So far, despite the profound impact that deficiency of some GIMAP genes (GIMAP5, GIMAP1) is known to have in terms of both lymphoid deficiency and autoimmunity (e.g. type 1 diabetes in the BB rat strain; eosinophilic bowel disease in a rat model (see Cousins et al. 2006); wasting disease in GIMAP5 knockout mice (see Barnes et al. 2010)), very little is understood of the cellular mechanisms by which GIMAP proteins produce their effects on lymphocyte development and survival.
We are using different experimental approaches to uncover the function and mechanisms of action of the GIMAP family.
We are studying a family of cell signalling molecules which may play a part in the maintenance of lymphocyte populations. These are the GIMAPs (GTPases of the immunity associated protein family) which, in mammals, comprise 7-8 putative guanine nucleotide hydrolases (GTPases) encoded in a gene cluster on a single autosome (chromosome 7 in humans).

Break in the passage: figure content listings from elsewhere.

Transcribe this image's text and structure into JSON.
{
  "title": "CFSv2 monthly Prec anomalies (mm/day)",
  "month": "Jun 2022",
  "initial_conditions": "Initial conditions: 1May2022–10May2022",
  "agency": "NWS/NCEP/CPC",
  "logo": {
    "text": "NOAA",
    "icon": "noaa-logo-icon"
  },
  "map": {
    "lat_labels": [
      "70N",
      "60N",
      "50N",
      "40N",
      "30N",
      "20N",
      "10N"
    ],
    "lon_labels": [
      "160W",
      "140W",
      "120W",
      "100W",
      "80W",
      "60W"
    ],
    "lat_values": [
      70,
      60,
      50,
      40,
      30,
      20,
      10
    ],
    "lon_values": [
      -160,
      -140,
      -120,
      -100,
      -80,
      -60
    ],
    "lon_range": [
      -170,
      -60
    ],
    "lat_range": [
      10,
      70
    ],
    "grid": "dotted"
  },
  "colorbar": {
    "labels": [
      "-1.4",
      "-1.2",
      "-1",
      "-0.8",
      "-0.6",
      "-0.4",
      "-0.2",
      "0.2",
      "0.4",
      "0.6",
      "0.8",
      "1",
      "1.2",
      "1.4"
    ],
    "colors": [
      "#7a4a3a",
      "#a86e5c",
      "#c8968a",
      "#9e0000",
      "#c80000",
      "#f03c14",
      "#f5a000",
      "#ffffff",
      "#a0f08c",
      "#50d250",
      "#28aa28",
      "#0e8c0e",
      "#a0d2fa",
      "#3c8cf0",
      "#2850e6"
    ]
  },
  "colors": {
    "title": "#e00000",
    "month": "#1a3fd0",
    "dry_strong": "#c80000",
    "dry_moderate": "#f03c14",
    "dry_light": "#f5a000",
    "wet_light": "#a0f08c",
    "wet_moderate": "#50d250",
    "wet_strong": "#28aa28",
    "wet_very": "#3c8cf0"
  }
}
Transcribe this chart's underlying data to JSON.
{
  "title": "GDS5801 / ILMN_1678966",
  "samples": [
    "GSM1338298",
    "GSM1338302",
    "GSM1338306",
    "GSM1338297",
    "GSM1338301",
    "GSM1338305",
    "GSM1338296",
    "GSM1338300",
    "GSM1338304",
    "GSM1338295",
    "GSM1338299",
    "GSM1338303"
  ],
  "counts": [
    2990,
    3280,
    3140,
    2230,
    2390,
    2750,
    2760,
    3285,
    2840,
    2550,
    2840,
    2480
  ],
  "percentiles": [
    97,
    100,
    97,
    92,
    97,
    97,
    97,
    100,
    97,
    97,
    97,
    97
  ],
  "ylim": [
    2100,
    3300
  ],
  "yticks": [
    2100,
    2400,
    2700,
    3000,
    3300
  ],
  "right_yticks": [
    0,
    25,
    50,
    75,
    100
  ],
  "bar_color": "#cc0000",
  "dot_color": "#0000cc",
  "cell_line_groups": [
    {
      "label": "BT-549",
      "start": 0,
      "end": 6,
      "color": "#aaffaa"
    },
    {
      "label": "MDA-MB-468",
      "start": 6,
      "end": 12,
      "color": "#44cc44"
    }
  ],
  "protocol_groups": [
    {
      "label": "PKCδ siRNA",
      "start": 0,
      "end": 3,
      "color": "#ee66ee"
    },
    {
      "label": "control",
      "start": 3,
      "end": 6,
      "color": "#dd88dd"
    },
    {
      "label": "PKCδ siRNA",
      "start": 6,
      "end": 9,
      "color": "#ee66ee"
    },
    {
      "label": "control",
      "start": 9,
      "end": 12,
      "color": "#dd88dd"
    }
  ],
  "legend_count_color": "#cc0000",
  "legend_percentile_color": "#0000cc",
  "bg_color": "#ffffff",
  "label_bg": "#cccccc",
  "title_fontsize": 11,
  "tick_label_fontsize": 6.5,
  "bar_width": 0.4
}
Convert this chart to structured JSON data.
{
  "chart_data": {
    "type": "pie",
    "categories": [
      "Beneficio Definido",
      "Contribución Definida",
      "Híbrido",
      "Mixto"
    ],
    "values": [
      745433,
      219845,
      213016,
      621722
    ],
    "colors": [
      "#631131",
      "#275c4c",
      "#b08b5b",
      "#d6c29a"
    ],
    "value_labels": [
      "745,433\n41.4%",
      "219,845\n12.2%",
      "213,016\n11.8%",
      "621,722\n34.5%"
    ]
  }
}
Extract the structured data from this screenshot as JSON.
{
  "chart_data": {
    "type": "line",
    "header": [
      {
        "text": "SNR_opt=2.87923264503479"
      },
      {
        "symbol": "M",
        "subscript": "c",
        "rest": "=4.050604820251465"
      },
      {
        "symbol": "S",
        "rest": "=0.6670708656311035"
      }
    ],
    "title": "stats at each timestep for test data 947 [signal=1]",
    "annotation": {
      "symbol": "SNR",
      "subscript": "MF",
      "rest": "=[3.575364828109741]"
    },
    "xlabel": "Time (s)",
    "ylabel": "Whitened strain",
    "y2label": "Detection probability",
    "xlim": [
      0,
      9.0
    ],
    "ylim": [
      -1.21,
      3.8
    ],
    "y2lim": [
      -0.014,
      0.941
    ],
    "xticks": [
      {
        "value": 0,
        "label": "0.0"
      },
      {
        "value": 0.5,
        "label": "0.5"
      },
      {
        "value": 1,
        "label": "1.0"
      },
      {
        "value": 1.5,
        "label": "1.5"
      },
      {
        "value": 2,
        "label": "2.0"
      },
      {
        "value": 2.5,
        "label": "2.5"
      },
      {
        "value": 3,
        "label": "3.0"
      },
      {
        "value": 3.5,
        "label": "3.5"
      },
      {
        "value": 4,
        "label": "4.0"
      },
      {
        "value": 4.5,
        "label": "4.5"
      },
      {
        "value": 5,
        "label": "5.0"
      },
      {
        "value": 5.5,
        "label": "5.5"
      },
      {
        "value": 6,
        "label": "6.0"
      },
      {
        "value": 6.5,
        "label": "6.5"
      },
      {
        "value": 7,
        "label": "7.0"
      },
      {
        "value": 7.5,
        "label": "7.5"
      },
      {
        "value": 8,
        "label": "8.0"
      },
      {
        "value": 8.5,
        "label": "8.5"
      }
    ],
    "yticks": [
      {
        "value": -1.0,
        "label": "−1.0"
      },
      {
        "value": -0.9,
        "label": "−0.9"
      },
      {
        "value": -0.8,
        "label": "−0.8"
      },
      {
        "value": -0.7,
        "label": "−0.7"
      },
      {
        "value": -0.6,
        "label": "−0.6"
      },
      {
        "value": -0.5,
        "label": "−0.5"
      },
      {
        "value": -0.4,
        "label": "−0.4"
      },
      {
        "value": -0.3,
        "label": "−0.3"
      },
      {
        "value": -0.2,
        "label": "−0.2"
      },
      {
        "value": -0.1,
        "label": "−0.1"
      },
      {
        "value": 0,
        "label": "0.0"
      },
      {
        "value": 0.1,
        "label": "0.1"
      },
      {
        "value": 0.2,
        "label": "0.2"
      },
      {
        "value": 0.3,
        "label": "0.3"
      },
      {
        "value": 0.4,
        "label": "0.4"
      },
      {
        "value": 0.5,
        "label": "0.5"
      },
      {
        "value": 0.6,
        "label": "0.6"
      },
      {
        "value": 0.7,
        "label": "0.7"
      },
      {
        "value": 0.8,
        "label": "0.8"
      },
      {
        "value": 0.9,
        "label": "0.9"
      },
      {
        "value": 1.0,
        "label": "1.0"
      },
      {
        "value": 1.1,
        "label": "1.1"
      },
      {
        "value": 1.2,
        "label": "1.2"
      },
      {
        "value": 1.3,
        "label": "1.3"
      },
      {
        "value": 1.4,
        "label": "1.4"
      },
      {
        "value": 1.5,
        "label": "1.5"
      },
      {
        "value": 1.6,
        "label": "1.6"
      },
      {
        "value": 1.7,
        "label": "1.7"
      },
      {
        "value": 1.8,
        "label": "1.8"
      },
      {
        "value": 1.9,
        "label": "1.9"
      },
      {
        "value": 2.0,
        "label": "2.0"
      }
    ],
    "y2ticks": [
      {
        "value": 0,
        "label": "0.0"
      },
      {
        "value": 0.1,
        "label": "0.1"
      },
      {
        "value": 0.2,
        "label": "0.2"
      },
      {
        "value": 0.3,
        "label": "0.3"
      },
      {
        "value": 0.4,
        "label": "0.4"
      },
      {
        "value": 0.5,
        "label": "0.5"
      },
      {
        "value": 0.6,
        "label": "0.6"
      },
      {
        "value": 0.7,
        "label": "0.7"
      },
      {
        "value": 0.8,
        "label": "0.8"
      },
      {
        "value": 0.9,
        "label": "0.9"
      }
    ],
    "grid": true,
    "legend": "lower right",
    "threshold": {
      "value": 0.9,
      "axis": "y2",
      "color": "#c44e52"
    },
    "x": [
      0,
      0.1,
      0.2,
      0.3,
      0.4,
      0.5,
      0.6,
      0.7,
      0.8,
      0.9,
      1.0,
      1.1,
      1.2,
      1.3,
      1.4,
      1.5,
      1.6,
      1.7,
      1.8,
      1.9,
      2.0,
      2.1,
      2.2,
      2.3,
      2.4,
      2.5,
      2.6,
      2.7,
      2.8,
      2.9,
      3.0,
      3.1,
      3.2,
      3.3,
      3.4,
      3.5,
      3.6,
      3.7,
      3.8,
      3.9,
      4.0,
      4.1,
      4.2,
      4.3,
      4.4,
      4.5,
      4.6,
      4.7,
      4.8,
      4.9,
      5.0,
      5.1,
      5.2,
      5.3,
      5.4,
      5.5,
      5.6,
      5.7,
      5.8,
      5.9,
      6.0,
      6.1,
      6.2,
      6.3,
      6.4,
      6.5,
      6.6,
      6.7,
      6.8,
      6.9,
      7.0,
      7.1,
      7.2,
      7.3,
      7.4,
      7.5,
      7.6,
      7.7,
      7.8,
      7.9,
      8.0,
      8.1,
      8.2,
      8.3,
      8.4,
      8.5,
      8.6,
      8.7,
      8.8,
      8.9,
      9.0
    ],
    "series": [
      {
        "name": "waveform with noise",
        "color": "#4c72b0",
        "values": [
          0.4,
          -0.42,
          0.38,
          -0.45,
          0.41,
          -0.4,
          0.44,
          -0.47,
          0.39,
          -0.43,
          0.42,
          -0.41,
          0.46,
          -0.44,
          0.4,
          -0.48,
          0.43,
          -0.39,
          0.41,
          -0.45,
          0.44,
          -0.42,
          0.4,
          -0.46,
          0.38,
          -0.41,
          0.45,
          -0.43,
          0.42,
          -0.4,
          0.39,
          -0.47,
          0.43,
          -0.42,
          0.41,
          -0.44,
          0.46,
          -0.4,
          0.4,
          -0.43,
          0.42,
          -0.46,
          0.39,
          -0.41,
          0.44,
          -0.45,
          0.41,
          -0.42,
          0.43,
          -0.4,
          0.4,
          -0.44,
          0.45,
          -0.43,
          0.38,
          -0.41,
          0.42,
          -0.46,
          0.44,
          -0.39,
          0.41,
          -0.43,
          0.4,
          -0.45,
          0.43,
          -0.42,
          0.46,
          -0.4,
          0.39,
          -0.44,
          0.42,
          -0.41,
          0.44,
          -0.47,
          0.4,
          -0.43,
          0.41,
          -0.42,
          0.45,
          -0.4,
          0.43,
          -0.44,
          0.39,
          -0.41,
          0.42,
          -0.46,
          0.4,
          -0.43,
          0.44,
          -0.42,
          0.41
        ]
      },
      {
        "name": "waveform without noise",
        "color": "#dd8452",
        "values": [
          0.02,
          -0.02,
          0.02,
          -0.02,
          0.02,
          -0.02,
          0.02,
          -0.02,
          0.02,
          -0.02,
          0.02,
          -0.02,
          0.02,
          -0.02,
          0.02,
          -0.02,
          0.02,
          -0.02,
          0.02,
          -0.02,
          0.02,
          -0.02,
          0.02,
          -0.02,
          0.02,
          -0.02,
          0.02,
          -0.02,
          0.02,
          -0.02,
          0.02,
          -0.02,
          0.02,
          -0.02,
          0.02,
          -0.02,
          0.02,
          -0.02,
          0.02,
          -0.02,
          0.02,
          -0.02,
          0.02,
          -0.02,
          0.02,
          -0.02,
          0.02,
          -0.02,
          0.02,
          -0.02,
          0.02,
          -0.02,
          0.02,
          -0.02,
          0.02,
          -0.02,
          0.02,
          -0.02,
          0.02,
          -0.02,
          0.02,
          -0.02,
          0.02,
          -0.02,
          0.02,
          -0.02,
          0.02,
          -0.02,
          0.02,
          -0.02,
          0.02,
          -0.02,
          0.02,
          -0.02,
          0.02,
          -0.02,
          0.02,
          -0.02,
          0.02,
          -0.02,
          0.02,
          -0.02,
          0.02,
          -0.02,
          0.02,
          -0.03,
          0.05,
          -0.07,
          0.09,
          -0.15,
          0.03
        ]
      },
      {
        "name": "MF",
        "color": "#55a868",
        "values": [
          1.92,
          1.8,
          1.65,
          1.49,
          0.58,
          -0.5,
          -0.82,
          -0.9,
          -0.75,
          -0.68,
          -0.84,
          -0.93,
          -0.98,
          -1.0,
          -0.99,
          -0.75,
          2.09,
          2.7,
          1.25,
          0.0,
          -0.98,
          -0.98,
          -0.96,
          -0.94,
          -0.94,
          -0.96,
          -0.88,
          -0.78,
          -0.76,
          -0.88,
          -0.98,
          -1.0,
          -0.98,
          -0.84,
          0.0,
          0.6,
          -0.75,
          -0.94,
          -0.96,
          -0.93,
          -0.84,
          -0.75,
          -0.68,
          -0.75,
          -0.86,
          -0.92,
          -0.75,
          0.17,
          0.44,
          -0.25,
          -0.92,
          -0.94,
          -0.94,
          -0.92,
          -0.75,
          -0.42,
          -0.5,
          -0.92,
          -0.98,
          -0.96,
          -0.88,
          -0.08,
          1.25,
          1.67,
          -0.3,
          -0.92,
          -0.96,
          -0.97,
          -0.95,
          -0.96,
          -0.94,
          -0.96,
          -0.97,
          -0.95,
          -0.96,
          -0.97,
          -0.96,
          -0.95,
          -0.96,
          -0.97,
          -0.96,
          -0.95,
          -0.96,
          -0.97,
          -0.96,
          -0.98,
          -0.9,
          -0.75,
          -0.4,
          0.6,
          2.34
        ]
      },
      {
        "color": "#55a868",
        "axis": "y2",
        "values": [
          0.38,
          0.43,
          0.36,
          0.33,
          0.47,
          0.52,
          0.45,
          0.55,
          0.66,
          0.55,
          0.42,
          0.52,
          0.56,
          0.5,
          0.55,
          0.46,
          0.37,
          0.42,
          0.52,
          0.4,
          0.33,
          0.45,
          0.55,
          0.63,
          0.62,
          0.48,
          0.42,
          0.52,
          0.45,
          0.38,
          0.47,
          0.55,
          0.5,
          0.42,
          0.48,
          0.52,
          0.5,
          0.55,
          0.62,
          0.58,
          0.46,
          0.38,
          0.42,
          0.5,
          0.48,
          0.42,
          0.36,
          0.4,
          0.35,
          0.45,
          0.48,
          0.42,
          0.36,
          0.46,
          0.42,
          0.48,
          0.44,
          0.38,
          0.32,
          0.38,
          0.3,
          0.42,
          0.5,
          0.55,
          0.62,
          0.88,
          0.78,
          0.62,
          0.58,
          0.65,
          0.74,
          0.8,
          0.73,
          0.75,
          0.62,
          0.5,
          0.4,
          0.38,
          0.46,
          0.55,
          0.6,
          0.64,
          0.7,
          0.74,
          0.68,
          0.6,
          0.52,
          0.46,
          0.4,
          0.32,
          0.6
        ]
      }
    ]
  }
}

Particular attention was attracted to this family in 2002 when a recessive mutation in one of its members, GIMAP5, was shown to be the basis of severe peripheral lymphopenia in the BB strain of rats that develops autoimmune diabetes mellitus spontaneously.
This suggested that GIMAP5 is an anti-apoptotic regulator of normal T lymphocyte survival and this idea has been supported by experiments in mice and in human lymphoid cell lines. Meanwhile, work on a different GIMAP protein, namely GIMAP4, suggested that this family member, by contrast, accelerates apoptosis.
Such a process may be advantageous after acute expansions of lymphocyte numbers in response to infections, in order to return the lymphocyte pool to its normal state as rapidly as possible.